Dedication ceremonies for invited guests will take place at the building in the morning. A free public lecture by O’Connor is tentatively scheduled for 2:30 p.m. in Alumni Memorial Building’s Cox Auditorium. The Baker Center building will be open to the public from 4 p.m. to 6 p.m. following the lecture, and will host a public open house from 1 p.m. to 3 p.m. on Saturday, Nov. 1.
The first woman to serve on the Supreme Court, O’Connor was nominated by President Ronald Reagan and took her seat on Sept. 25, 1981. She was sometimes a swing vote due to her case-by-case approach and her somewhat moderate political views. She retired from the court on Jan. 31, 2006.
O’Connor, 78, was born in El Paso, Texas. She received her bachelor’s degree and law degree from Stanford University.
She served as deputy county attorney of San Mateo County, Calif., and worked as a civilian attorney in Frankfurt, Germany. She practiced law in Maryvale, Ariz., and served as assistant attorney general of Arizona. She was appointed to the Arizona state Senate in 1969 and was subsequently re-elected to two two-year terms. In 1975 she was elected judge of the Maricopa County Superior Court and served until 1979, when she was appointed to the Arizona Court of Appeals.
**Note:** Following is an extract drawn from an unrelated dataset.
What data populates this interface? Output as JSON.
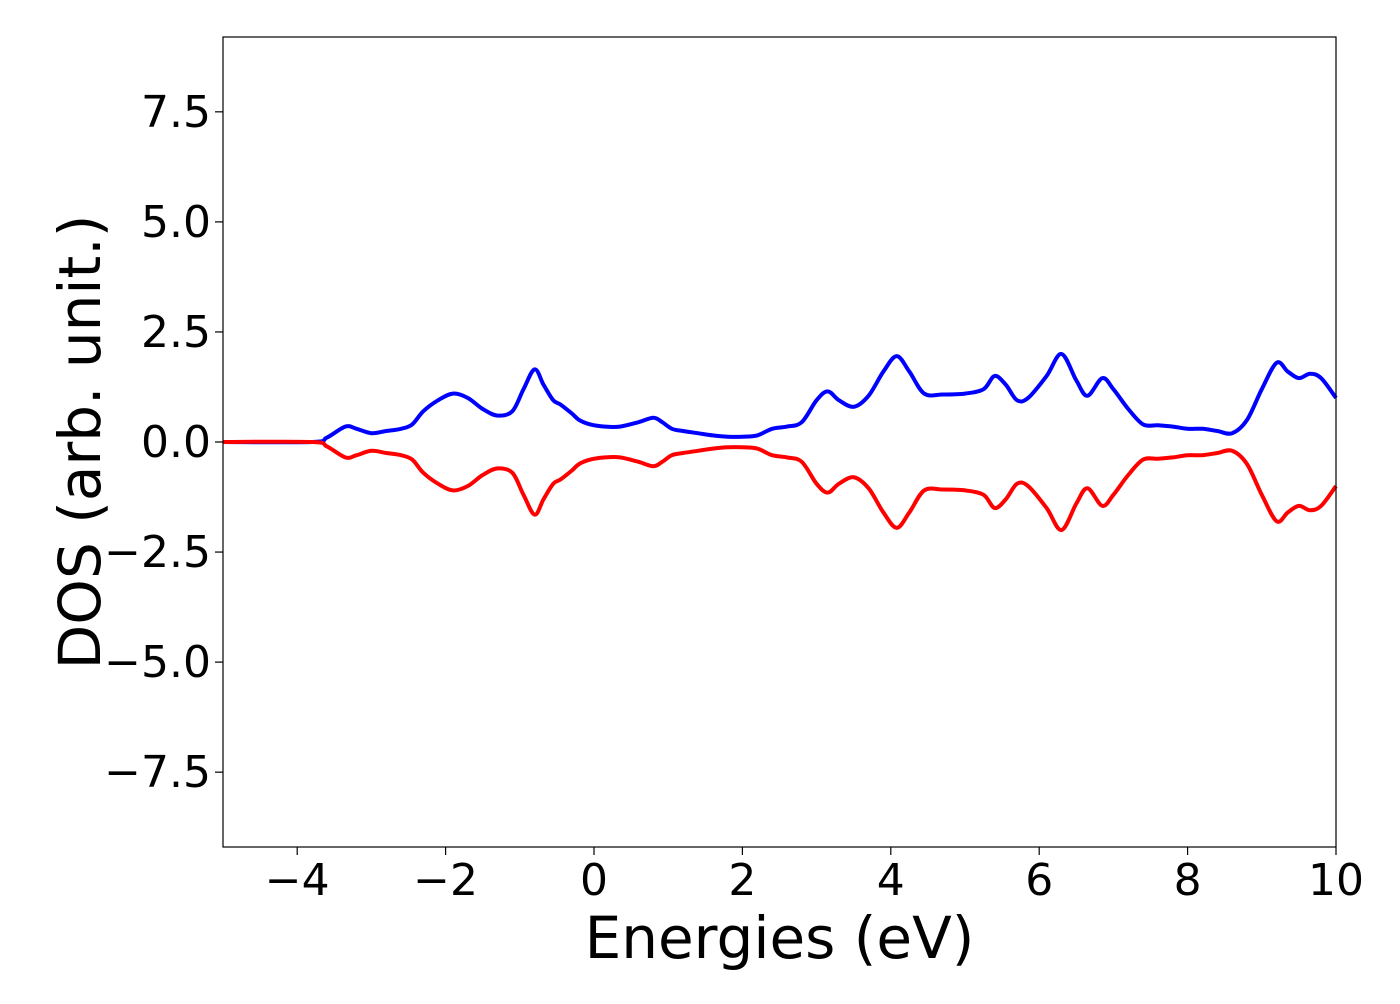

O’Connor and her husband, John Jay O’Connor III, have three sons.
The Baker Center, which had been housed in Hoskins Library, opened in 2003 with the goal of becoming one of the nation’s leading institutions integrating archives, research and outreach in the service of public policy and public affairs.
A ceremonial groundbreaking for the center’s new $17 million, 53,000-square-foot facility at 1640 Cumberland Ave. was held in November 2005, and construction began shortly thereafter.
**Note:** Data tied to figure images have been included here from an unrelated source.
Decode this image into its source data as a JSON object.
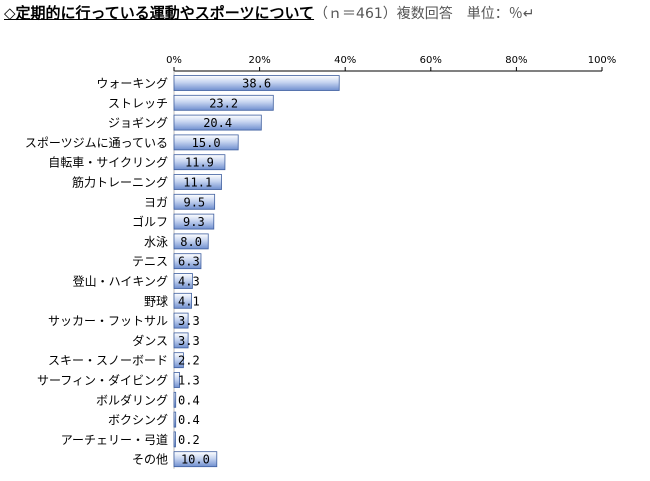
{
  "title": {
    "main": "◇定期的に行っている運動やスポーツについて",
    "sub": "（ｎ＝461）複数回答　単位：％",
    "mark": "↵"
  },
  "chart_data": {
    "type": "bar",
    "orientation": "horizontal",
    "categories": [
      "ウォーキング",
      "ストレッチ",
      "ジョギング",
      "スポーツジムに通っている",
      "自転車・サイクリング",
      "筋力トレーニング",
      "ヨガ",
      "ゴルフ",
      "水泳",
      "テニス",
      "登山・ハイキング",
      "野球",
      "サッカー・フットサル",
      "ダンス",
      "スキー・スノーボード",
      "サーフィン・ダイビング",
      "ボルダリング",
      "ボクシング",
      "アーチェリー・弓道",
      "その他"
    ],
    "values": [
      38.6,
      23.2,
      20.4,
      15.0,
      11.9,
      11.1,
      9.5,
      9.3,
      8.0,
      6.3,
      4.3,
      4.1,
      3.3,
      3.3,
      2.2,
      1.3,
      0.4,
      0.4,
      0.2,
      10.0
    ],
    "value_labels": [
      "38.6",
      "23.2",
      "20.4",
      "15.0",
      "11.9",
      "11.1",
      "9.5",
      "9.3",
      "8.0",
      "6.3",
      "4.3",
      "4.1",
      "3.3",
      "3.3",
      "2.2",
      "1.3",
      "0.4",
      "0.4",
      "0.2",
      "10.0"
    ],
    "xlim": [
      0,
      100
    ],
    "x_ticks": [
      0,
      20,
      40,
      60,
      80,
      100
    ],
    "x_tick_labels": [
      "0%",
      "20%",
      "40%",
      "60%",
      "80%",
      "100%"
    ],
    "grid": false,
    "colors": {
      "bar_light": "#ffffff",
      "bar_mid": "#c6d4f0",
      "bar_dark": "#6f8fcf",
      "bar_border": "#3f5f9f",
      "axis": "#000000"
    }
  }
}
The new facility includes a museum that tells the story of how government works using Sen. Baker’s life as a backdrop. The museum also explores modern Tennessee politics and engages students and adults in interactive civic exhibits.
The building houses the Modern Political Archives, which hold more than 100 collections of political papers from prominent Tennessee leaders including U.S. Sens. Howard H. Baker Jr., Fred Thompson and Estes Kefauver, former Knoxville Mayor and Polish Ambassador Victor Ashe, and former Tennessee Supreme Court Justice Riley Anderson.
The center has a 200-seat auditorium for programs, as well as classrooms with break-out rooms for instruction and conferences.
"The building will showcase and enhance the Baker Center’s work, making it an even greater asset to our university and our community. It will provide an elegant, state-of-the-art venue for public programming. And, in the museum, students will be able to see for themselves how government works and the important part citizens must play in order to maintain and help democracy thrive," Baker Center Executive Director Alan Lowe said.
A $100,000 state Community Enhancement Grant helped with last-minute enhancements to the new building’s museum and civic education programs.
"The grant allowed us to purchase laptop computers for the classrooms, contract with teachers to produce lesson plans and purchase an interactive display that will allow visitors to give part of a famous speech," Lowe said.
This and other high-tech displays will introduce visitors to public service and civic engagement opportunities.
"Interactive and audiovisual elements tend to stick in a visitor’s mind and will definitely make an impression on young people. And since the youth of our community are our future, it is critical they learn how our government works and the importance of being civically engaged," Lowe said.
The museum also includes some special quiz displays geared toward youth.
In addition, the Baker Center is working with K-12 teachers to create lesson plans and unique activities that complement the museum exhibit and meet Tennessee education standards. The materials and lesson plans will focus on Tennessee political history, with an emphasis on the 20th and 21st centuries; modern Tennessee political leaders; the United States Congress; the White House; the judiciary; foreign relations and diplomacy; the role of the press; founding principles of our republic; a selection of public policy issues, such as energy policy; and the importance of public service and civic engagement.
The Baker Center is a nonpartisan center that develops educational programs and promotes civic engagement and research to further the public’s understanding and knowledge of our system of governance, critical public policy issues and the importance of public service. The center embodies a genuine respect for differing points of view, and it serves as a forum for discussion, debate, education and research.